For a job well done, Aran was awarded a pouch of magical dust. His inability to recognise not-primal magic dictated that experimentation would be a good way to find out what it was. Along with the pouch, the promise of even greater riches, should he be able to recover that which the goblins took, was given to him by Head of town council, Troyas. And, ten hours later, Aran and his team arrived at the old castle ruins where, he thought, the goblins had set camp, controlled by some higher power. Such is his astonishment, when all they find, room after room, are the battered corpses of the Red Hand. After successfully destroying a Flan, for having taken too much time admiring a strange painting, the team finally detects live opponents. In mere seconds Aran sets up the ambush. And as he surprises his prey, he is surprised himself, for recognising some of the idiots from the bar. Aran is relived for only being able to see one of the dragonborn, although he was quite sure that, sadly, that one was the pyromaniac pyromancer, and not the weird devout of the platinum dragon. Behind the group was someone way past his time upon this world. Probably one of the villagers. Probably, that meant riches. Alternatively, it was food for Monty. The adventurers’ reactions gave no margin for doubt. There was only one option.
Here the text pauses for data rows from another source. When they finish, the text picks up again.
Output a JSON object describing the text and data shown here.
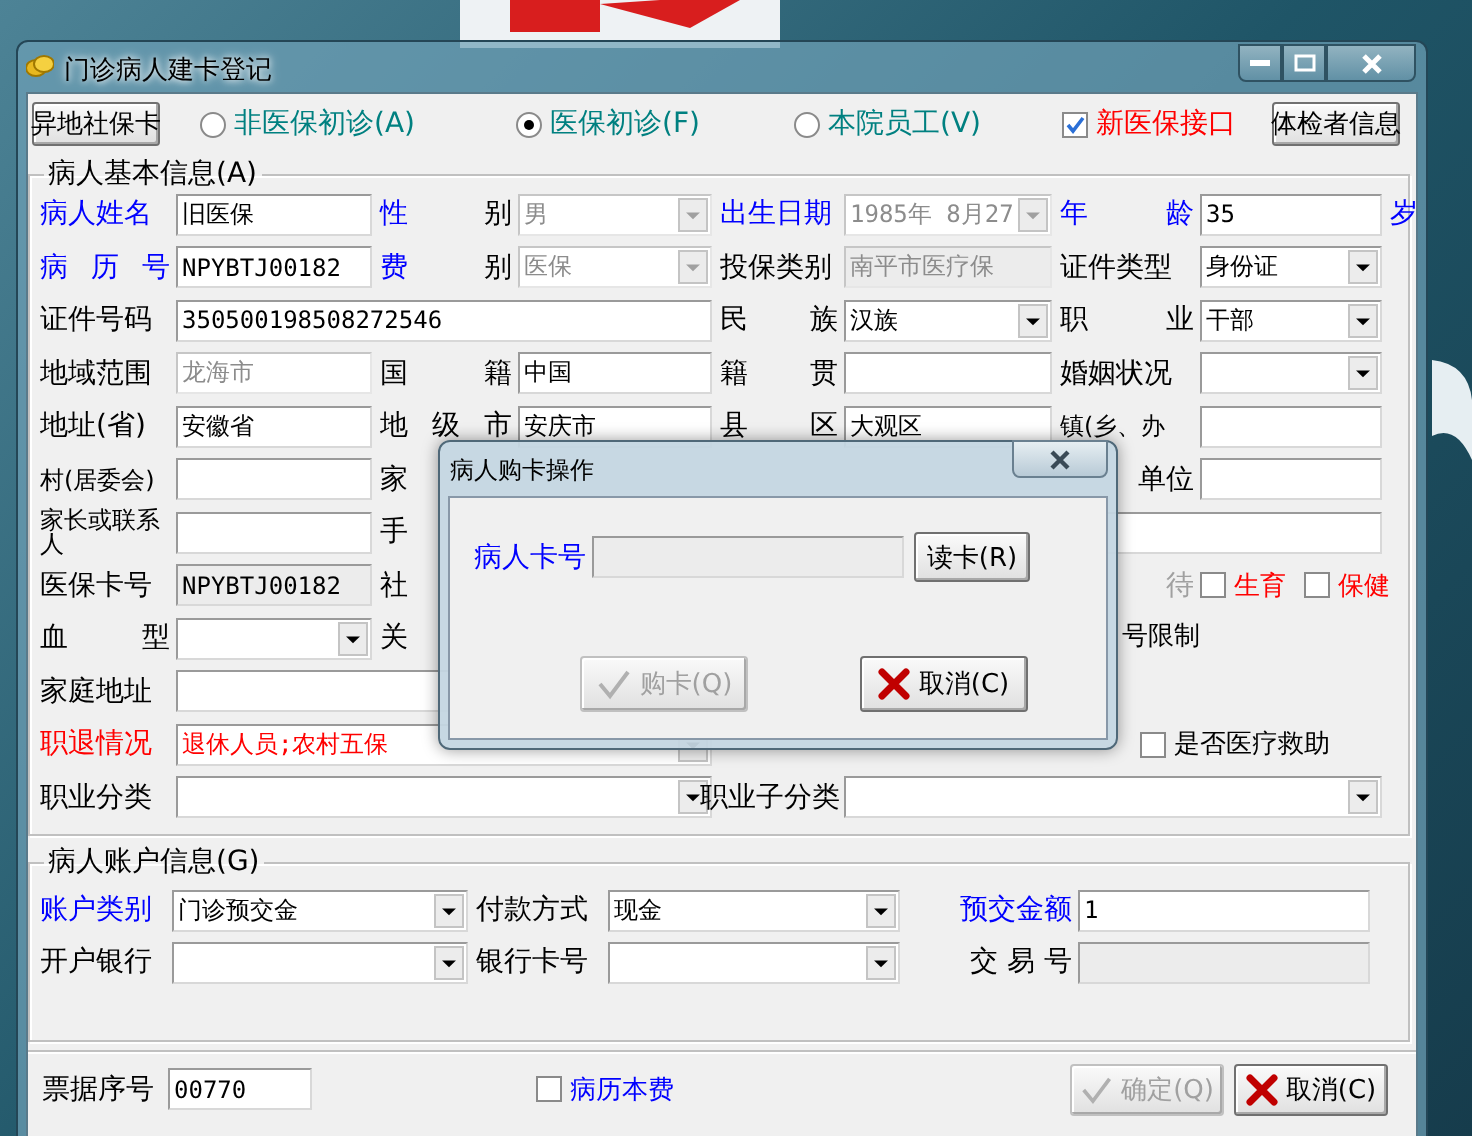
{
  "window": {
    "title": "门诊病人建卡登记"
  },
  "toolbar": [
    {
      "kind": "button",
      "label": "异地社保卡"
    },
    {
      "kind": "radio",
      "label": "非医保初诊(A)",
      "selected": false,
      "color": "#008080"
    },
    {
      "kind": "radio",
      "label": "医保初诊(F)",
      "selected": true,
      "color": "#008080"
    },
    {
      "kind": "radio",
      "label": "本院员工(V)",
      "selected": false,
      "color": "#008080"
    },
    {
      "kind": "check",
      "label": "新医保接口",
      "checked": true,
      "color": "#ff0000"
    },
    {
      "kind": "button",
      "label": "体检者信息"
    }
  ],
  "basic_info": {
    "title": "病人基本信息(A)",
    "rows": [
      {
        "items": [
          {
            "kind": "label",
            "text": "病人姓名",
            "color": "#0000ff"
          },
          {
            "kind": "field",
            "value": "旧医保",
            "disabled": false,
            "readonly": false
          },
          {
            "kind": "label",
            "text": "性",
            "color": "#0000ff"
          },
          {
            "kind": "label",
            "text": "别"
          },
          {
            "kind": "combo",
            "value": "男",
            "disabled": true
          },
          {
            "kind": "label",
            "text": "出生日期",
            "color": "#0000ff"
          },
          {
            "kind": "combo",
            "value": "1985年 8月27",
            "disabled": true
          },
          {
            "kind": "label",
            "text": "年",
            "color": "#0000ff"
          },
          {
            "kind": "label",
            "text": "龄",
            "color": "#0000ff"
          },
          {
            "kind": "field",
            "value": "35",
            "disabled": false,
            "readonly": false
          },
          {
            "kind": "label",
            "text": "岁",
            "color": "#0000ff"
          }
        ]
      },
      {
        "items": [
          {
            "kind": "label",
            "text": "病 历 号",
            "color": "#0000ff"
          },
          {
            "kind": "field",
            "value": "NPYBTJ00182",
            "disabled": false,
            "readonly": false
          },
          {
            "kind": "label",
            "text": "费",
            "color": "#0000ff"
          },
          {
            "kind": "label",
            "text": "别"
          },
          {
            "kind": "combo",
            "value": "医保",
            "disabled": true
          },
          {
            "kind": "label",
            "text": "投保类别"
          },
          {
            "kind": "field",
            "value": "南平市医疗保",
            "disabled": true,
            "readonly": true
          },
          {
            "kind": "label",
            "text": "证件类型"
          },
          {
            "kind": "combo",
            "value": "身份证",
            "disabled": false
          }
        ]
      },
      {
        "items": [
          {
            "kind": "label",
            "text": "证件号码"
          },
          {
            "kind": "field",
            "value": "350500198508272546",
            "disabled": false,
            "readonly": false
          },
          {
            "kind": "label",
            "text": "民 族"
          },
          {
            "kind": "combo",
            "value": "汉族",
            "disabled": false
          },
          {
            "kind": "label",
            "text": "职 业"
          },
          {
            "kind": "combo",
            "value": "干部",
            "disabled": false
          }
        ]
      },
      {
        "items": [
          {
            "kind": "label",
            "text": "地域范围"
          },
          {
            "kind": "field",
            "value": "龙海市",
            "disabled": true,
            "readonly": false
          },
          {
            "kind": "label",
            "text": "国 籍"
          },
          {
            "kind": "field",
            "value": "中国",
            "disabled": false,
            "readonly": false
          },
          {
            "kind": "label",
            "text": "籍 贯"
          },
          {
            "kind": "field",
            "disabled": false,
            "readonly": false
          },
          {
            "kind": "label",
            "text": "婚姻状况"
          },
          {
            "kind": "combo",
            "disabled": false
          }
        ]
      },
      {
        "items": [
          {
            "kind": "label",
            "text": "地址(省)"
          },
          {
            "kind": "field",
            "value": "安徽省",
            "disabled": false,
            "readonly": false
          },
          {
            "kind": "label",
            "text": "地 级 市"
          },
          {
            "kind": "field",
            "value": "安庆市",
            "disabled": false,
            "readonly": false
          },
          {
            "kind": "label",
            "text": "县 区"
          },
          {
            "kind": "field",
            "value": "大观区",
            "disabled": false,
            "readonly": false
          },
          {
            "kind": "label",
            "text": "镇(乡、办"
          },
          {
            "kind": "field",
            "disabled": false,
            "readonly": false
          }
        ]
      },
      {
        "items": [
          {
            "kind": "label",
            "text": "村(居委会)"
          },
          {
            "kind": "field",
            "disabled": false,
            "readonly": false
          },
          {
            "kind": "label",
            "text": "家"
          },
          {
            "kind": "label",
            "text": "单位"
          },
          {
            "kind": "field",
            "disabled": false,
            "readonly": false
          }
        ]
      },
      {
        "items": [
          {
            "kind": "label",
            "text": "家长或联系人"
          },
          {
            "kind": "field",
            "disabled": false,
            "readonly": false
          },
          {
            "kind": "label",
            "text": "手"
          },
          {
            "kind": "field",
            "disabled": false,
            "readonly": false
          }
        ]
      },
      {
        "items": [
          {
            "kind": "label",
            "text": "医保卡号"
          },
          {
            "kind": "field",
            "value": "NPYBTJ00182",
            "disabled": false,
            "readonly": true
          },
          {
            "kind": "label",
            "text": "社"
          },
          {
            "kind": "label",
            "text": "待",
            "color": "#a0a0a0"
          },
          {
            "kind": "check",
            "label": "生育",
            "checked": false,
            "color": "#ff0000"
          },
          {
            "kind": "check",
            "label": "保健",
            "checked": false,
            "color": "#ff0000"
          }
        ]
      },
      {
        "items": [
          {
            "kind": "label",
            "text": "血 型"
          },
          {
            "kind": "combo",
            "disabled": false
          },
          {
            "kind": "label",
            "text": "关"
          },
          {
            "kind": "label",
            "text": "号限制"
          }
        ]
      },
      {
        "items": [
          {
            "kind": "label",
            "text": "家庭地址"
          },
          {
            "kind": "field",
            "disabled": false,
            "readonly": false
          }
        ]
      },
      {
        "items": [
          {
            "kind": "label",
            "text": "职退情况",
            "color": "#ff0000"
          },
          {
            "kind": "combo",
            "value": "退休人员;农村五保",
            "disabled": false,
            "color": "#ff0000"
          },
          {
            "kind": "check",
            "label": "是否医疗救助",
            "checked": false
          }
        ]
      },
      {
        "items": [
          {
            "kind": "label",
            "text": "职业分类"
          },
          {
            "kind": "combo",
            "disabled": false
          },
          {
            "kind": "label",
            "text": "职业子分类"
          },
          {
            "kind": "combo",
            "disabled": false
          }
        ]
      }
    ]
  },
  "account_info": {
    "title": "病人账户信息(G)",
    "rows": [
      {
        "items": [
          {
            "kind": "label",
            "text": "账户类别",
            "color": "#0000ff"
          },
          {
            "kind": "combo",
            "value": "门诊预交金",
            "disabled": false
          },
          {
            "kind": "label",
            "text": "付款方式"
          },
          {
            "kind": "combo",
            "value": "现金",
            "disabled": false
          },
          {
            "kind": "label",
            "text": "预交金额",
            "color": "#0000ff"
          },
          {
            "kind": "field",
            "value": "1",
            "disabled": false,
            "readonly": false
          }
        ]
      },
      {
        "items": [
          {
            "kind": "label",
            "text": "开户银行"
          },
          {
            "kind": "combo",
            "disabled": false
          },
          {
            "kind": "label",
            "text": "银行卡号"
          },
          {
            "kind": "combo",
            "disabled": false
          },
          {
            "kind": "label",
            "text": "交 易 号"
          },
          {
            "kind": "field",
            "disabled": false,
            "readonly": true
          }
        ]
      }
    ]
  },
  "footer": [
    {
      "kind": "label",
      "text": "票据序号"
    },
    {
      "kind": "field",
      "value": "00770",
      "disabled": false,
      "readonly": false
    },
    {
      "kind": "check",
      "label": "病历本费",
      "checked": false,
      "color": "#0000ff"
    },
    {
      "kind": "button",
      "label": "确定(Q)",
      "disabled": true
    },
    {
      "kind": "button",
      "label": "取消(C)",
      "disabled": false
    }
  ],
  "dialog": {
    "title": "病人购卡操作",
    "items": [
      {
        "kind": "label",
        "text": "病人卡号",
        "color": "#0000ff"
      },
      {
        "kind": "field",
        "disabled": false,
        "readonly": true
      },
      {
        "kind": "button",
        "label": "读卡(R)",
        "disabled": false
      },
      {
        "kind": "button",
        "label": "购卡(Q)",
        "disabled": true
      },
      {
        "kind": "button",
        "label": "取消(C)",
        "disabled": false
      }
    ]
  }
}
Monty had assumed the best position. Hidden behind the massive painting, the python immediately strangled a robed human. Benat charged a small lump of metal, a quarter his size, and Orton, son of Benat, followed through, only to be halted by two longswords to the side, and was suddenly more interested in whatever had made him hurt. Meanwhile, the mad dragonborn rained ice and fire; a hooded giant of tremendous agility swinged and stabbed with his shiny rapier; some ranger fought Orton, and the lump of metal (which, Aran curiously noticed, appeared to have a beard) was shouting challenges of war at everything it laid its eyes on (so, probably not much…). In a corner, the old man quaked with fear,and in the other, Monty toyed with his lunch. Aran, on the back, commanded. Spectral rats manifested with the wave of his hand. All insects in the castle coalesced, buzzed and bit. Knots and roots from ancient trees, buried under stone for ages, would revolt against anyone who would step on them. For a while, the battle was his. But the winds changed and, in that room, the gods would vanquish the spirits. Beam after beam of intense sunlight, Monty perished, finally releasing the human. Benat felled the giant, and Orton took others to the doors of the other world, but was not enough. More than once would an opponent fall to the ground, only to rise moments later. And when Benat and Orton fell, Aran thought it nice to lay down arms. He was no good dead.
So would Aran find the band of morons to be not that moronic. As a token of appreciation for a duel so epic, he offered the team the dust. Sprinkling some of it over the giant, his wounds twitched and the flesh quivered, and then fell together. The skin reknit and the spirit returned to the now only lightly damaged body. Aran gathered and healed his friends, and then talked to the adventurers. It was only fair they would be the ones to finish the job. Aran offered them his services, hoping for a new life, with both friends and meaning, and returned to Brindol, where he remains to the point, researching.